Remote dual copy and automated offsite tape backup facility may be introduce by CAB to facilitate faster recovery after any disaster happen. The main advantage of these facilities is that it does not require full computer set up, but need only the back up devices in a separated place.
The backup policy can be documented as follows
Onsite backup | Offsite backup |
Daily backup of daily activity files via zip drive Weekly back up of files and directories using backup tapes Daily functional dumps will be stored in main server Weekly full activity dump should be kept on server rack | Daily backups are being kept in briefcase and taken away from the campus everyday Weekly backups should be taken away from the main site and will be safe if the campus is damaged |
For the main frame server of the organization may introduce different backup system such as Full volume back up, incremental backups, database and application backups etc.
The institution’s IT may introduce RAID-5 format for application server backup policy which will give a faster recovery facility of all the application stored in the mainframe server.
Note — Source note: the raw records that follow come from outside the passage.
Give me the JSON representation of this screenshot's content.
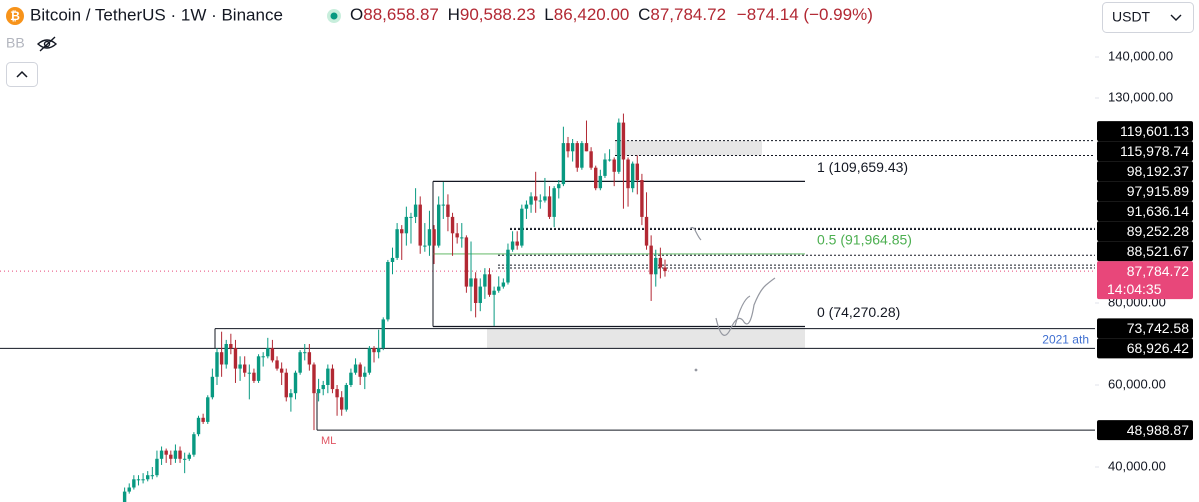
{
  "header": {
    "symbol": "Bitcoin / TetherUS · 1W · Binance",
    "ohlc": [
      {
        "key": "O",
        "value": "88,658.87"
      },
      {
        "key": "H",
        "value": "90,588.23"
      },
      {
        "key": "L",
        "value": "86,420.00"
      },
      {
        "key": "C",
        "value": "87,784.72"
      }
    ],
    "change": "−874.14 (−0.99%)",
    "indicator": "BB",
    "currency": "USDT"
  },
  "chart_data": {
    "type": "candlestick",
    "up_color": "#089981",
    "down_color": "#b22833",
    "ylim": [
      31463,
      153902
    ],
    "yticks": [
      {
        "value": 40000,
        "label": "40,000.00"
      },
      {
        "value": 60000,
        "label": "60,000.00"
      },
      {
        "value": 80000,
        "label": "80,000.00"
      },
      {
        "value": 130000,
        "label": "130,000.00"
      },
      {
        "value": 140000,
        "label": "140,000.00"
      }
    ],
    "candles": [
      [
        28000,
        31000,
        27500,
        30000
      ],
      [
        30000,
        35000,
        29500,
        34000
      ],
      [
        34000,
        36000,
        33500,
        35000
      ],
      [
        35000,
        38000,
        34500,
        37000
      ],
      [
        37000,
        38000,
        35500,
        37000
      ],
      [
        37000,
        38500,
        36000,
        37000
      ],
      [
        37000,
        39000,
        36500,
        38000
      ],
      [
        38000,
        40000,
        37000,
        38000
      ],
      [
        38000,
        44000,
        37500,
        42000
      ],
      [
        42000,
        45000,
        40500,
        44000
      ],
      [
        44000,
        44500,
        41000,
        43000
      ],
      [
        43000,
        44000,
        40500,
        42000
      ],
      [
        42000,
        45500,
        41000,
        44000
      ],
      [
        44000,
        45000,
        41000,
        42000
      ],
      [
        42000,
        43500,
        38500,
        42000
      ],
      [
        42000,
        43500,
        41500,
        43000
      ],
      [
        43000,
        48500,
        42500,
        48000
      ],
      [
        48000,
        52500,
        47500,
        52000
      ],
      [
        52000,
        53000,
        50500,
        51000
      ],
      [
        51000,
        57500,
        50500,
        57000
      ],
      [
        57000,
        64000,
        56500,
        62000
      ],
      [
        62000,
        69000,
        60000,
        68000
      ],
      [
        68000,
        73000,
        62000,
        65000
      ],
      [
        65000,
        71000,
        64000,
        70000
      ],
      [
        70000,
        72500,
        67500,
        69000
      ],
      [
        69000,
        71000,
        60500,
        64000
      ],
      [
        64000,
        67000,
        61000,
        65000
      ],
      [
        65000,
        67000,
        62000,
        63000
      ],
      [
        63000,
        65000,
        56500,
        63000
      ],
      [
        63000,
        64000,
        60500,
        61000
      ],
      [
        61000,
        67500,
        60500,
        67000
      ],
      [
        67000,
        68000,
        64500,
        67000
      ],
      [
        67000,
        71500,
        66500,
        69000
      ],
      [
        69000,
        71000,
        65500,
        66000
      ],
      [
        66000,
        67000,
        63500,
        64000
      ],
      [
        64000,
        65500,
        60000,
        63000
      ],
      [
        63000,
        64000,
        56000,
        57000
      ],
      [
        57000,
        59000,
        53500,
        58000
      ],
      [
        58000,
        63500,
        56500,
        63000
      ],
      [
        63000,
        68500,
        62500,
        68000
      ],
      [
        68000,
        70000,
        66000,
        68000
      ],
      [
        68000,
        70000,
        63500,
        65000
      ],
      [
        65000,
        65500,
        49000,
        58000
      ],
      [
        58000,
        61500,
        56000,
        59000
      ],
      [
        59000,
        61000,
        57500,
        60000
      ],
      [
        60000,
        65000,
        58000,
        64000
      ],
      [
        64000,
        65000,
        58000,
        59000
      ],
      [
        59000,
        60000,
        52500,
        57000
      ],
      [
        57000,
        58500,
        52500,
        54000
      ],
      [
        54000,
        60500,
        53500,
        60000
      ],
      [
        60000,
        64000,
        59500,
        63000
      ],
      [
        63000,
        66500,
        62500,
        65000
      ],
      [
        65000,
        65500,
        60000,
        62000
      ],
      [
        62000,
        64500,
        59000,
        63000
      ],
      [
        63000,
        69500,
        62500,
        69000
      ],
      [
        69000,
        69500,
        65500,
        68000
      ],
      [
        68000,
        73500,
        66500,
        69000
      ],
      [
        69000,
        76500,
        68500,
        76000
      ],
      [
        76000,
        90500,
        75500,
        90000
      ],
      [
        90000,
        93500,
        87000,
        91000
      ],
      [
        91000,
        99500,
        90500,
        98000
      ],
      [
        98000,
        99000,
        90500,
        97000
      ],
      [
        97000,
        103500,
        94000,
        101000
      ],
      [
        101000,
        102000,
        94500,
        101000
      ],
      [
        101000,
        108000,
        99500,
        104000
      ],
      [
        104000,
        106000,
        92000,
        94000
      ],
      [
        94000,
        99500,
        92500,
        94000
      ],
      [
        94000,
        102500,
        91500,
        98000
      ],
      [
        98000,
        99000,
        89500,
        94000
      ],
      [
        94000,
        106000,
        93500,
        104000
      ],
      [
        104000,
        109500,
        100500,
        104000
      ],
      [
        104000,
        106500,
        97500,
        101000
      ],
      [
        101000,
        102000,
        91500,
        97000
      ],
      [
        97000,
        99500,
        94500,
        96000
      ],
      [
        96000,
        99500,
        93500,
        96000
      ],
      [
        96000,
        96500,
        82500,
        84000
      ],
      [
        84000,
        95000,
        78000,
        86000
      ],
      [
        86000,
        87500,
        76500,
        80000
      ],
      [
        80000,
        86000,
        78000,
        84000
      ],
      [
        84000,
        88500,
        81000,
        87000
      ],
      [
        87000,
        88500,
        81500,
        82000
      ],
      [
        82000,
        84000,
        74400,
        83000
      ],
      [
        83000,
        86500,
        82500,
        84000
      ],
      [
        84000,
        86000,
        83500,
        85000
      ],
      [
        85000,
        94500,
        84500,
        93000
      ],
      [
        93000,
        97500,
        92500,
        95000
      ],
      [
        95000,
        97500,
        93000,
        94000
      ],
      [
        94000,
        104000,
        93500,
        103000
      ],
      [
        103000,
        105000,
        100500,
        104000
      ],
      [
        104000,
        107000,
        102000,
        106000
      ],
      [
        106000,
        112000,
        102000,
        105000
      ],
      [
        105000,
        106500,
        103000,
        105000
      ],
      [
        105000,
        110500,
        104500,
        106000
      ],
      [
        106000,
        108500,
        100500,
        101000
      ],
      [
        101000,
        108500,
        98500,
        108000
      ],
      [
        108000,
        110000,
        105500,
        109000
      ],
      [
        109000,
        123000,
        108500,
        119000
      ],
      [
        119000,
        120500,
        115500,
        117000
      ],
      [
        117000,
        120000,
        114500,
        119000
      ],
      [
        119000,
        119500,
        112000,
        113000
      ],
      [
        113000,
        119500,
        112500,
        119000
      ],
      [
        119000,
        124500,
        117000,
        117000
      ],
      [
        117000,
        118000,
        112500,
        113000
      ],
      [
        113000,
        113500,
        107500,
        108000
      ],
      [
        108000,
        112500,
        107500,
        111000
      ],
      [
        111000,
        116500,
        110500,
        115000
      ],
      [
        115000,
        117500,
        114500,
        115000
      ],
      [
        115000,
        115500,
        108500,
        112000
      ],
      [
        112000,
        125000,
        111500,
        124000
      ],
      [
        124000,
        126200,
        103000,
        115000
      ],
      [
        115000,
        115500,
        103500,
        108000
      ],
      [
        108000,
        114500,
        107000,
        114000
      ],
      [
        114000,
        116000,
        106500,
        110000
      ],
      [
        110000,
        111500,
        99000,
        101000
      ],
      [
        101000,
        107000,
        93000,
        94000
      ],
      [
        94000,
        96500,
        80500,
        87000
      ],
      [
        87000,
        93000,
        84000,
        91000
      ],
      [
        91000,
        93500,
        86000,
        88659
      ],
      [
        88658.87,
        90588.23,
        86420,
        87784.72
      ]
    ],
    "price_levels": [
      {
        "value": 119601.13,
        "label": "119,601.13"
      },
      {
        "value": 115978.74,
        "label": "115,978.74"
      },
      {
        "value": 98192.37,
        "label": "98,192.37"
      },
      {
        "value": 97915.89,
        "label": "97,915.89"
      },
      {
        "value": 91636.14,
        "label": "91,636.14"
      },
      {
        "value": 89252.28,
        "label": "89,252.28"
      },
      {
        "value": 88521.67,
        "label": "88,521.67"
      },
      {
        "value": 73742.58,
        "label": "73,742.58"
      },
      {
        "value": 68926.42,
        "label": "68,926.42"
      },
      {
        "value": 48988.87,
        "label": "48,988.87"
      }
    ],
    "current_price": {
      "value": 87784.72,
      "label": "87,784.72",
      "countdown": "14:04:35",
      "color": "#e8477a"
    },
    "fib_levels": [
      {
        "value": 109659.43,
        "label": "1 (109,659.43)",
        "color": "#131722"
      },
      {
        "value": 91964.85,
        "label": "0.5 (91,964.85)",
        "color": "#4caf50"
      },
      {
        "value": 74270.28,
        "label": "0 (74,270.28)",
        "color": "#131722"
      }
    ],
    "annotations": {
      "ath_label": "2021 ath",
      "ml_label": "ML"
    }
  }
}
And the second and third hard drive for RAID-5 will be stored in a different location maybe connected by network.
The offsite backup can also be done by introducing some third party vendor who stores all the updates on daily basis on their servers and it is obvious in a different location. The contractual agreement should be enough strong so that information and application confidentiality should maintain by the third party.
Disaster notification list and Disaster recovery team should be planned for faster response and to avoid hazard ness and after disaster trauma among employees which is the most vital part of DRP. A RACI chart should be introduce to assign and communicate task of operation well in advance to avoid any chaotic situation.
Recommendations:
To prevent the disaster the Organization must do the following.
- Regular examination of the fire detection tools is also mandated.
- Time to time fire extinguisher inspection should be a standard policy.
- Non-disruptive tests of the Halon system should also be maintained time to time.
- Smoke detectors located under the server room raised flooring should be periodically inspected and cleaned.
- Time to time inspections of the under-flooring in the server room must be conducted to detect water/ moisturizer, especially any time there is an intense rainstorm.
- Periodic inspections of the water detectors also require ensuring their proper function.
- Operators should also be trained in shutdown procedures of all the systems whenever any security alarm rises.
- Also, staff in the server room should be trained in responding to electrical alarm.
- Ventilation system shall be made of metal duct instead of fiberboard.
Conclusion:
On a daily basis, companies are facing with different disasters with diverse extent. Organizations having effectively developed, sustained, and implemented their contingency planning will endure. But many business managements prolong to take the normal processes of their companies for granted. They linger satisfied, hoping that the power will be there always, there may be no blaze or quake–everything will be normal every time. The ultimate business emergency plan is the support of business endurance. However, disaster recovery planning is as good as the base upon which the survival is built. The base is the model. Once the model is prepared through a rational structural approach, and is approved by both organization and the working elements, building of the emergency plan may begin. Improvement for something than complete damage will be attainable by using the plan. Procedures are adequately thorough so anybody other than the person principally accountable for the effort can pursue them. All substitute procedures shall be documented. The Plan will be circulated to all key employees, and they will collect cyclic information. The main approach of the plan is to compose it as disaster-independent. This means, it should be efficient in spite of of what type of destructive occurrence happen.